Das RKI hat in einem aktuellen Ranking der wichtigsten Infektionskrankheiten erstmals die HCV-Infektion vor der HIV-Infektion platziert. Daraus lässt sich für die Behandlung der Drogenabhängigen lernen, dass eine erhöhte Behandlungsaktivität der HCV-Infektion bei Drogenkonsumenten erst dann einsetzt, wenn die Gefährlichkeit der Erkrankung über das öffentliche Bewusstsein bis in die Sphäre der Medizin vorgedrungen ist.

? Nach Ihrer langjährigen Erfahrung in der Behandlung Drogenabhängiger, glauben Sie, dass es einmal eine Gleichbehandlung und Akzeptanz von Drogenabhängigen in der Gesellschaft geben kann?

Dreh- und Angelpunkt für solch eine Veränderung wäre die Aufhebung der Prohibition. Sie stellt die Basis der Stigmatisierung und Ungleichbehandlung dar. Sie verwandelt eine Erkrankung in ein kriminelles Geschehen und etikettiert die Erkrankung als moralisches Versagen.

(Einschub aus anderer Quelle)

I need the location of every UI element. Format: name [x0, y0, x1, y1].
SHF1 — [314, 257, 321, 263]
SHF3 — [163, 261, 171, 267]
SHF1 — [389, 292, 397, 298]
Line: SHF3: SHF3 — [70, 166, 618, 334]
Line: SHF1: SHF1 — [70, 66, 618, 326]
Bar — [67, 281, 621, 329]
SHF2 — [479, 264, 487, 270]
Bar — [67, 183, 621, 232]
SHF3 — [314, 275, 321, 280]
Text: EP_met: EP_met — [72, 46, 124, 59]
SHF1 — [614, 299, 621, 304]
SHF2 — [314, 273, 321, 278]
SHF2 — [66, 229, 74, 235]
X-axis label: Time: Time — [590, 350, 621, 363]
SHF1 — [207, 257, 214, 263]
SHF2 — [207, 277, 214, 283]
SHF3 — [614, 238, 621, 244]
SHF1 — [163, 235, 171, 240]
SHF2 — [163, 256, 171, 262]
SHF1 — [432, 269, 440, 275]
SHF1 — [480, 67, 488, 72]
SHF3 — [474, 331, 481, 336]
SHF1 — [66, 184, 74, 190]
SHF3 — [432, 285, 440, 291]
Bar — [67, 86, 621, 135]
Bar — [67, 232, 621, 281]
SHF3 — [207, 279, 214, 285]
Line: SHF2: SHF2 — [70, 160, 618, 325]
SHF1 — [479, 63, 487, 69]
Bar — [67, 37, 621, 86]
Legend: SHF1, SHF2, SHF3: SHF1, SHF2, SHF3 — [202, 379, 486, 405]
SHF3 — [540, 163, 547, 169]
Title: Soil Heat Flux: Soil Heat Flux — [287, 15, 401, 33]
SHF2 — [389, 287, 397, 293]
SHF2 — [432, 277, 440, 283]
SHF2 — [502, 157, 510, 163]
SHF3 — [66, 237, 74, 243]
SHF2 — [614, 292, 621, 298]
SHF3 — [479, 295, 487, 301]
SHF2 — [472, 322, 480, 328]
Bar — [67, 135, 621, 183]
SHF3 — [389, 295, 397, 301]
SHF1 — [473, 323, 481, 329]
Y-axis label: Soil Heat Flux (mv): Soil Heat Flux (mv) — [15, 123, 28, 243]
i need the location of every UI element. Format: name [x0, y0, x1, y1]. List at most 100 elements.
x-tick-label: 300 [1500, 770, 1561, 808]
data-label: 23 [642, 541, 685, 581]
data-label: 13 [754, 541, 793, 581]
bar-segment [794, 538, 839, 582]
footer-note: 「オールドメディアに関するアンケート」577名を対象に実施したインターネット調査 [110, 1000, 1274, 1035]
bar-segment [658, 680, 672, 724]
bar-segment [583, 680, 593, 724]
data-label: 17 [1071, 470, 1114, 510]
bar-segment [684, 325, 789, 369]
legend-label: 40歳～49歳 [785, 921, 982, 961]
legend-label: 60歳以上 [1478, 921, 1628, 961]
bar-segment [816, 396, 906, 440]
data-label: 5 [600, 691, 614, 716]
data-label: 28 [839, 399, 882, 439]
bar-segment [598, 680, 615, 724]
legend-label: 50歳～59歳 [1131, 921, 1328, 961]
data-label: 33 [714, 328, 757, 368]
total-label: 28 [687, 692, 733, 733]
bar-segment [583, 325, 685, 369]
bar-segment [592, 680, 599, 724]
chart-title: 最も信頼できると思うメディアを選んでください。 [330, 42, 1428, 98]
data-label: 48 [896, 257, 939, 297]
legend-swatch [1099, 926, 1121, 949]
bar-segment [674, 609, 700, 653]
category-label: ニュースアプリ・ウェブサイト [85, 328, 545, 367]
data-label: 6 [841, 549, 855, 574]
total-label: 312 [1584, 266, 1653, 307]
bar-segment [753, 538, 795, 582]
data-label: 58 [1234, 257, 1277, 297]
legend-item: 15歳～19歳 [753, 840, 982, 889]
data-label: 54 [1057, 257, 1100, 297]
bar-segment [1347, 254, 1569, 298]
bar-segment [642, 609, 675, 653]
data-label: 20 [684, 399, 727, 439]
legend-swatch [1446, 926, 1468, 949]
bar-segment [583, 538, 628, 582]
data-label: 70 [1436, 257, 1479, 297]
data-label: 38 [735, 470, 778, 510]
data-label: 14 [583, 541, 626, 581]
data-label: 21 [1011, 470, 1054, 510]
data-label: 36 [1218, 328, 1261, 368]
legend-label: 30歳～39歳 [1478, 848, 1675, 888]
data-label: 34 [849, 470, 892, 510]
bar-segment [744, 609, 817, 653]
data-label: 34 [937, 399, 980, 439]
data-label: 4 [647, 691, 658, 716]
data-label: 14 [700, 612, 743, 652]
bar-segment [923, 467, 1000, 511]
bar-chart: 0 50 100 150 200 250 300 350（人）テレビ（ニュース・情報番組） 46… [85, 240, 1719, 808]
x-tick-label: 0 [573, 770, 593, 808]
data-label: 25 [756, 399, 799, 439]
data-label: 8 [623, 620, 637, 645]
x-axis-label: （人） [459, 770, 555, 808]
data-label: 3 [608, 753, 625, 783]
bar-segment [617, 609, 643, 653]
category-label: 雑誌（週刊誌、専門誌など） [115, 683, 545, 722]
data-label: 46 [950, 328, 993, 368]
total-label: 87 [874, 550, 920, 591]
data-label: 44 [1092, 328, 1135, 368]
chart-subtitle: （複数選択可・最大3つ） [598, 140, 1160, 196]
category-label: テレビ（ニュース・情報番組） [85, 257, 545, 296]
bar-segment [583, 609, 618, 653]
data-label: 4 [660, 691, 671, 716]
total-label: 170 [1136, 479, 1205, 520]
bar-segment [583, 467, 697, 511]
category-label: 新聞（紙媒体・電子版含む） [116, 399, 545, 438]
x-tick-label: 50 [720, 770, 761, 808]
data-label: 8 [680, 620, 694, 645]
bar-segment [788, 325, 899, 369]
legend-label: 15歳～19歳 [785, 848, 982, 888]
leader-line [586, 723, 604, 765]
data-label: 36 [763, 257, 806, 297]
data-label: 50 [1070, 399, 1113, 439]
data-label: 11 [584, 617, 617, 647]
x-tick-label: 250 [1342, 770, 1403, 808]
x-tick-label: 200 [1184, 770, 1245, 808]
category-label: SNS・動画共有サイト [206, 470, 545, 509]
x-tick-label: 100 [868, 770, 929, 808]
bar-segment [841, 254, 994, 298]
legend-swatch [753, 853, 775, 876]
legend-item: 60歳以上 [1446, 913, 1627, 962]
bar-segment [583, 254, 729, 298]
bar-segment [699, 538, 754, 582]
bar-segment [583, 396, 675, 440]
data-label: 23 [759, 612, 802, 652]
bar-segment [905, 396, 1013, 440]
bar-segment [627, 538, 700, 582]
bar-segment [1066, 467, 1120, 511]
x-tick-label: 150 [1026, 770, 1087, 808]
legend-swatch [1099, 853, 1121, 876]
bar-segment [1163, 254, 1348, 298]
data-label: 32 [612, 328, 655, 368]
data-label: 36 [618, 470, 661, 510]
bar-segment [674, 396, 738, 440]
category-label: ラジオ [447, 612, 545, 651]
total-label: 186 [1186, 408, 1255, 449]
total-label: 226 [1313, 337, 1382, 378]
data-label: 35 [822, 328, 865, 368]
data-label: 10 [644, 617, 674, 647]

Das Festhalten an der Prohibition speist sich heute aus mehreren Quellen: Zuerst das evangelikale Milieu in den USA, aus dem viele Angehörige der politischen Eliten stammen. Die puritanische Lustfeindlichkeit und die puritanische Leistungsvergötterung hat sich im stigmatisierten Drogenabhängigen eine Selbstvergewisserung des eigenen höheren Wertes geschaffen. Die zweite große religiös gespeiste Quelle der Prohibition ist der Islam mit seiner Verdammung des menschlichen Rauschzustands jenseits von religiöser Ekstase. Als dritte Quelle der Prohibition fungiert die kommunistische Ideologie mit ihrer Fixierung auf den "neuen Menschen", der in gesellschaftlich wertvoller Leistung aufgeht. Trotz des realen Untergangs dieses Gesellschaftsmodells wirkt diese Erziehungsideologie weiter als stigmatisierendes Ideal in den ehemals kommunistischen Ländern, die eine gnadenlose Verachtung für Heroinabhängige entwickelt haben. Es wird also schwer, gegen diese 3 irrationalen Kräfte mit rationalen Argumenten anzugehen. Es wird deshalb ein langer und mühseliger Weg dorthin.

Für die europäischen Länder wäre ein erster Schritt in Richtung eines rationaleren und menschlicheren Umgangs die Befreiung von den amerikanischen Illusionen, wie der einer drogenfreien Welt bis 2010. Wie lange die Zeiträume für eine Entstigmatisierung Drogenabhängiger sind, kann man an dem 25-jährigen Kampf um die Substitutionsbehandlung und dem fast 10 Jahre dauernden Kampf um die Heroinabgabe in Deutschland ermessen. Allerdings sind beide Entwicklungen auch ein Beleg dafür, dass das Bemühen um Entstigmatisierung auf Dauer von Erfolg gekrönt sein wird.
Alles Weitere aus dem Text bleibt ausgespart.